Reading aloud is difficult for L2 learners; they must decode and interpret written information and almost simultaneously produce sounds with accurate pronunciation, rhythm and intonation suitable to the text. However, repeatedly reading aloud the same passage enables learners to enhance their automatized processing and produce more fluent performances.
Coefficient of Variance (CV), which indicates how learners' language processing is automatized, is often used in recent research focusing on reaction time (RT), automaticity, fluency, etc. CV, calculated by variance of RT divided by mean RT, decreases as learners' proficiency levels become higher, because their language processing changes from controlled to more automatized and variance decreases.
A new CALL system has been developed in the present study which can assess reading aloud both in terms of accuracy and fluency. The former is evaluated by using one of the latest speech information technologies named GOP (Goodness of Pronunciation). The latter is assessed by utterance rate: the number of syllables spoken per second. This is almost the first trial to develop a CALL system evaluating the degree of automaticity of reading aloud as well as accuracy, fluency, and content comprehension during repetition.

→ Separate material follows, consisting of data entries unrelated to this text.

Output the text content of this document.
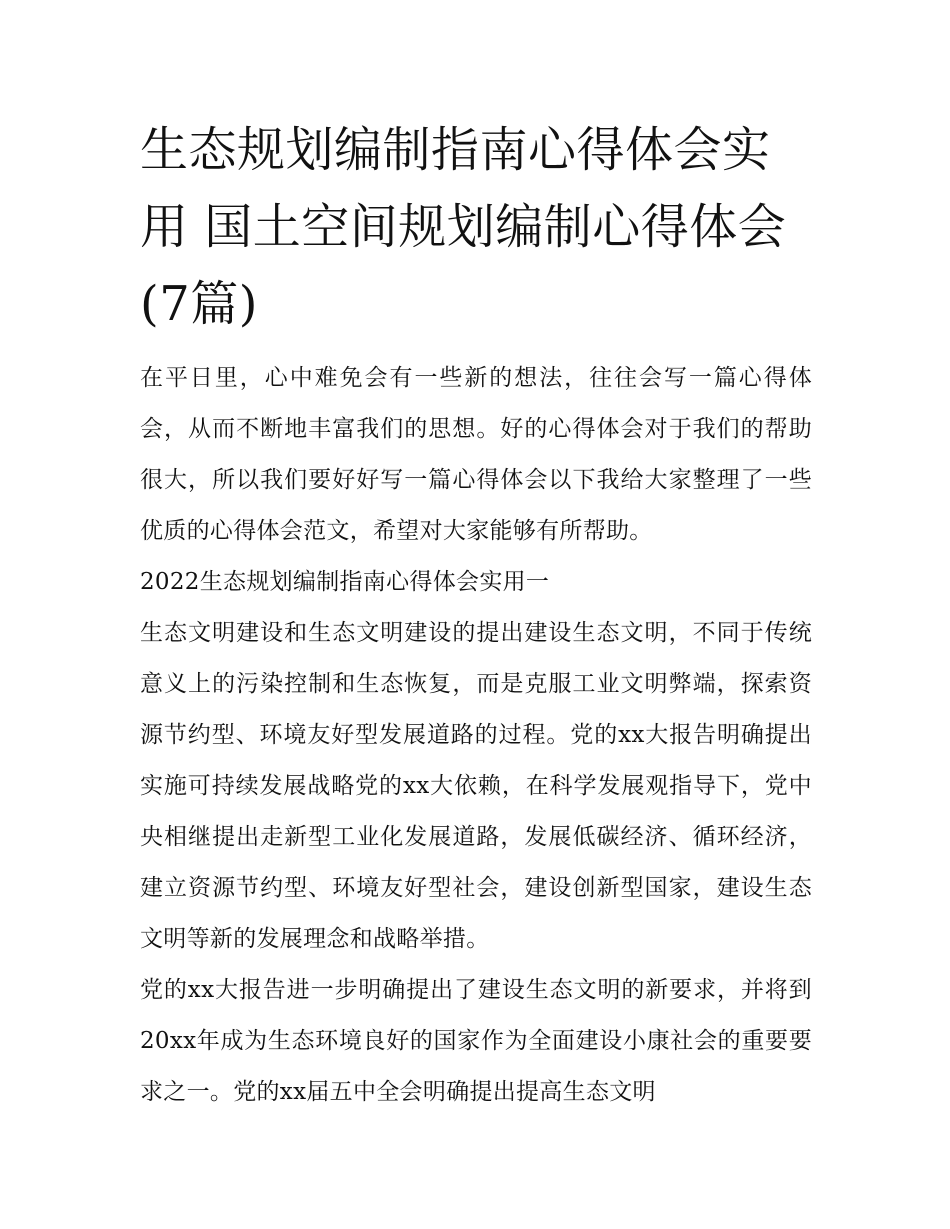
生态规划编制指南心得体会实用 国土空间规划编制心得体会(7篇)

在平日里，心中难免会有一些新的想法，往往会写一篇心得体会，从而不断地丰富我们的思想。好的心得体会对于我们的帮助很大，所以我们要好好写一篇心得体会以下我给大家整理了一些优质的心得体会范文，希望对大家能够有所帮助。

2022生态规划编制指南心得体会实用一

生态文明建设和生态文明建设的提出建设生态文明，不同于传统意义上的污染控制和生态恢复，而是克服工业文明弊端，探索资源节约型、环境友好型发展道路的过程。党的xx大报告明确提出实施可持续发展战略党的xx大依赖，在科学发展观指导下，党中央相继提出走新型工业化发展道路，发展低碳经济、循环经济，建立资源节约型、环境友好型社会，建设创新型国家，建设生态文明等新的发展理念和战略举措。

党的xx大报告进一步明确提出了建设生态文明的新要求，并将到20xx年成为生态环境良好的国家作为全面建设小康社会的重要要求之一。党的xx届五中全会明确提出提高生态文明
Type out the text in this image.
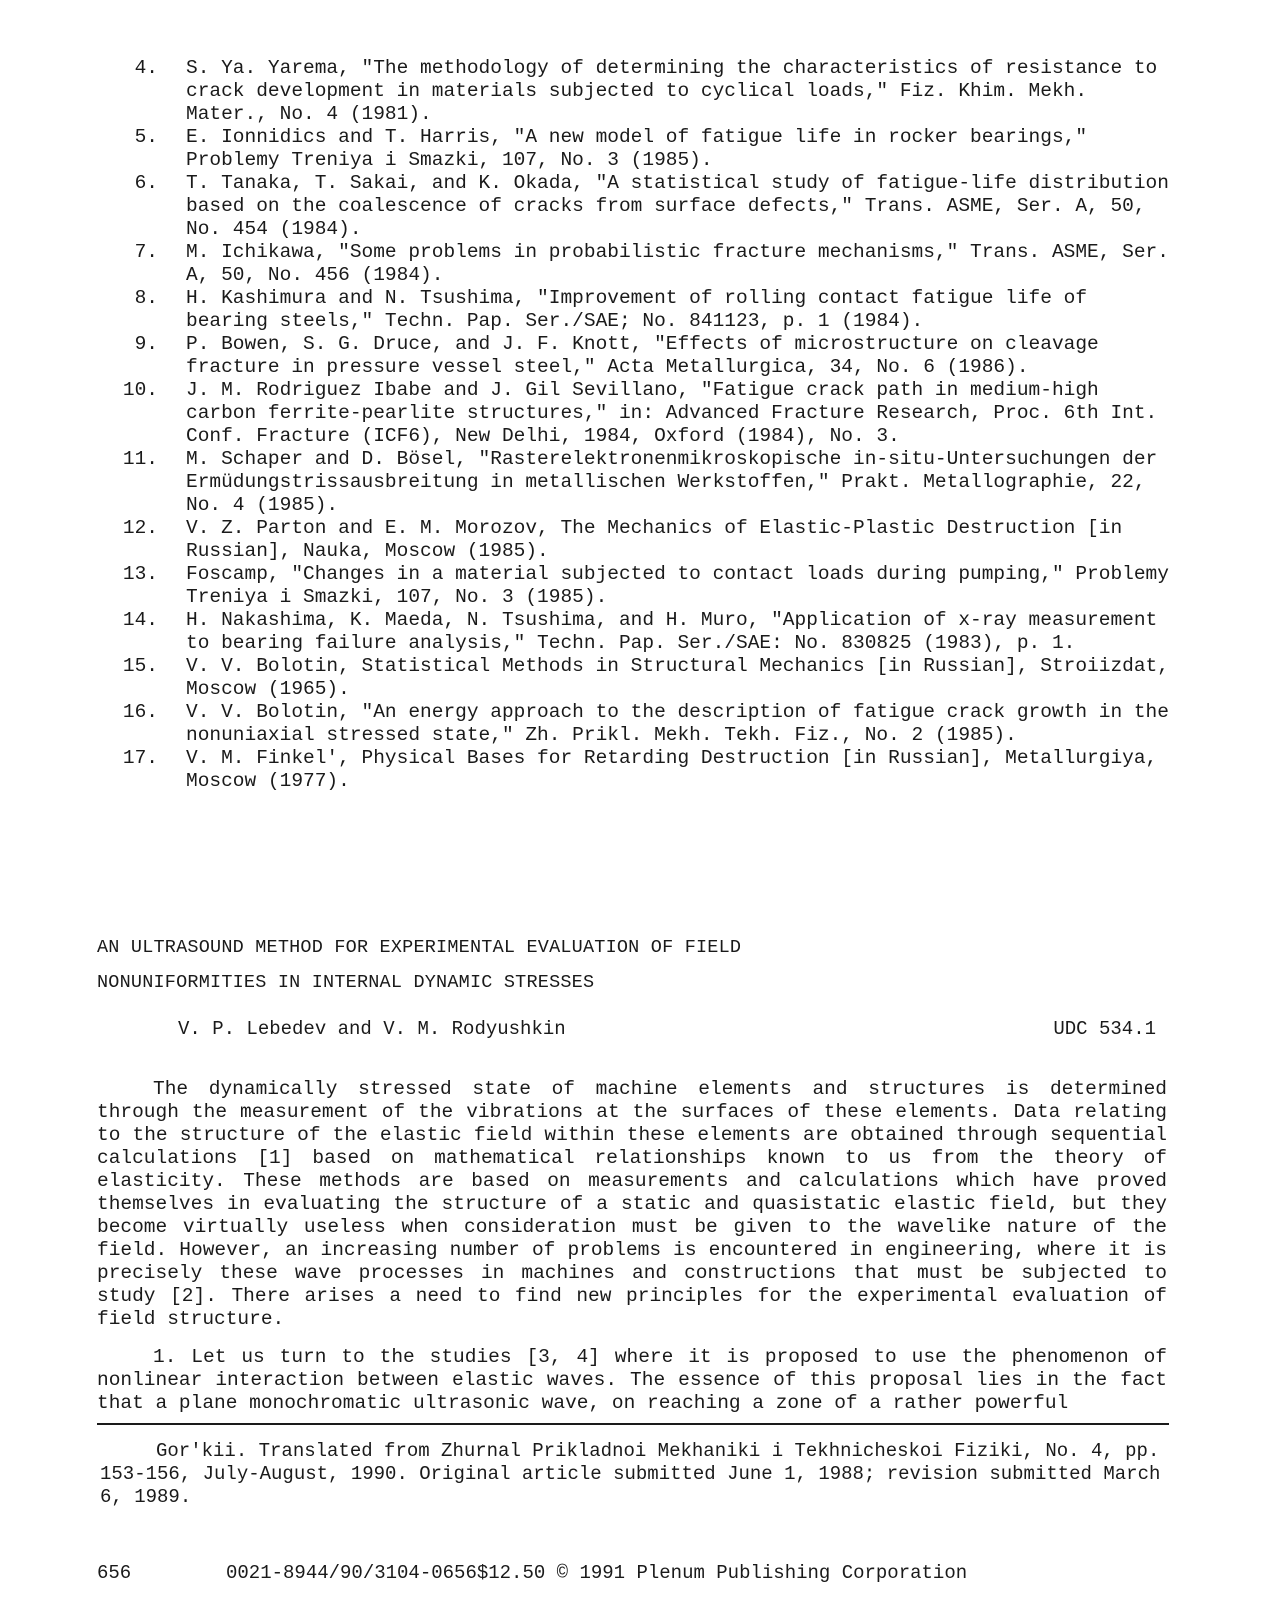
4.	S. Ya. Yarema, "The methodology of determining the characteristics of resistance to crack development in materials subjected to cyclical loads," Fiz. Khim. Mekh. Mater., No. 4 (1981).
5.	E. Ionnidics and T. Harris, "A new model of fatigue life in rocker bearings," Problemy Treniya i Smazki, 107, No. 3 (1985).
6.	T. Tanaka, T. Sakai, and K. Okada, "A statistical study of fatigue-life distribution based on the coalescence of cracks from surface defects," Trans. ASME, Ser. A, 50, No. 454 (1984).
7.	M. Ichikawa, "Some problems in probabilistic fracture mechanisms," Trans. ASME, Ser. A, 50, No. 456 (1984).
8.	H. Kashimura and N. Tsushima, "Improvement of rolling contact fatigue life of bearing steels," Techn. Pap. Ser./SAE; No. 841123, p. 1 (1984).
9.	P. Bowen, S. G. Druce, and J. F. Knott, "Effects of microstructure on cleavage fracture in pressure vessel steel," Acta Metallurgica, 34, No. 6 (1986).
10.	J. M. Rodriguez Ibabe and J. Gil Sevillano, "Fatigue crack path in medium-high carbon ferrite-pearlite structures," in: Advanced Fracture Research, Proc. 6th Int. Conf. Fracture (ICF6), New Delhi, 1984, Oxford (1984), No. 3.
11.	M. Schaper and D. Bösel, "Rasterelektronenmikroskopische in-situ-Untersuchungen der Ermüdungstrissausbreitung in metallischen Werkstoffen," Prakt. Metallographie, 22, No. 4 (1985).
12.	V. Z. Parton and E. M. Morozov, The Mechanics of Elastic-Plastic Destruction [in Russian], Nauka, Moscow (1985).
13.	Foscamp, "Changes in a material subjected to contact loads during pumping," Problemy Treniya i Smazki, 107, No. 3 (1985).
14.	H. Nakashima, K. Maeda, N. Tsushima, and H. Muro, "Application of x-ray measurement to bearing failure analysis," Techn. Pap. Ser./SAE: No. 830825 (1983), p. 1.
15.	V. V. Bolotin, Statistical Methods in Structural Mechanics [in Russian], Stroiizdat, Moscow (1965).
16.	V. V. Bolotin, "An energy approach to the description of fatigue crack growth in the nonuniaxial stressed state," Zh. Prikl. Mekh. Tekh. Fiz., No. 2 (1985).
17.	V. M. Finkel', Physical Bases for Retarding Destruction [in Russian], Metallurgiya, Moscow (1977).
AN ULTRASOUND METHOD FOR EXPERIMENTAL EVALUATION OF FIELD
NONUNIFORMITIES IN INTERNAL DYNAMIC STRESSES
V. P. Lebedev and V. M. Rodyushkin	UDC 534.1
The dynamically stressed state of machine elements and structures is determined through the measurement of the vibrations at the surfaces of these elements. Data relating to the structure of the elastic field within these elements are obtained through sequential calculations [1] based on mathematical relationships known to us from the theory of elasticity. These methods are based on measurements and calculations which have proved themselves in evaluating the structure of a static and quasistatic elastic field, but they become virtually useless when consideration must be given to the wavelike nature of the field. However, an increasing number of problems is encountered in engineering, where it is precisely these wave processes in machines and constructions that must be subjected to study [2]. There arises a need to find new principles for the experimental evaluation of field structure.
1. Let us turn to the studies [3, 4] where it is proposed to use the phenomenon of nonlinear interaction between elastic waves. The essence of this proposal lies in the fact that a plane monochromatic ultrasonic wave, on reaching a zone of a rather powerful
Gor'kii. Translated from Zhurnal Prikladnoi Mekhaniki i Tekhnicheskoi Fiziki, No. 4, pp. 153-156, July-August, 1990. Original article submitted June 1, 1988; revision submitted March 6, 1989.
656	0021-8944/90/3104-0656$12.50 © 1991 Plenum Publishing Corporation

Japanese EFL learners, classified into high, middle and low groups, were requested to read aloud a passage five times that they had never read before and answer multiple-choice questions on the content of the passage. The time needed to read aloud each individual sentence was regarded as RT. CV was calculated by the variance of RT divided by the mean of RT.
The statistical analysis revealed that RTs and CVs across the three groups significantly decreased as repetition time increased and that RTs and CVs were observed to be smaller as the proficiency levels went up. These results are consistent with prior research. Thus the validity of the developed system was confirmed.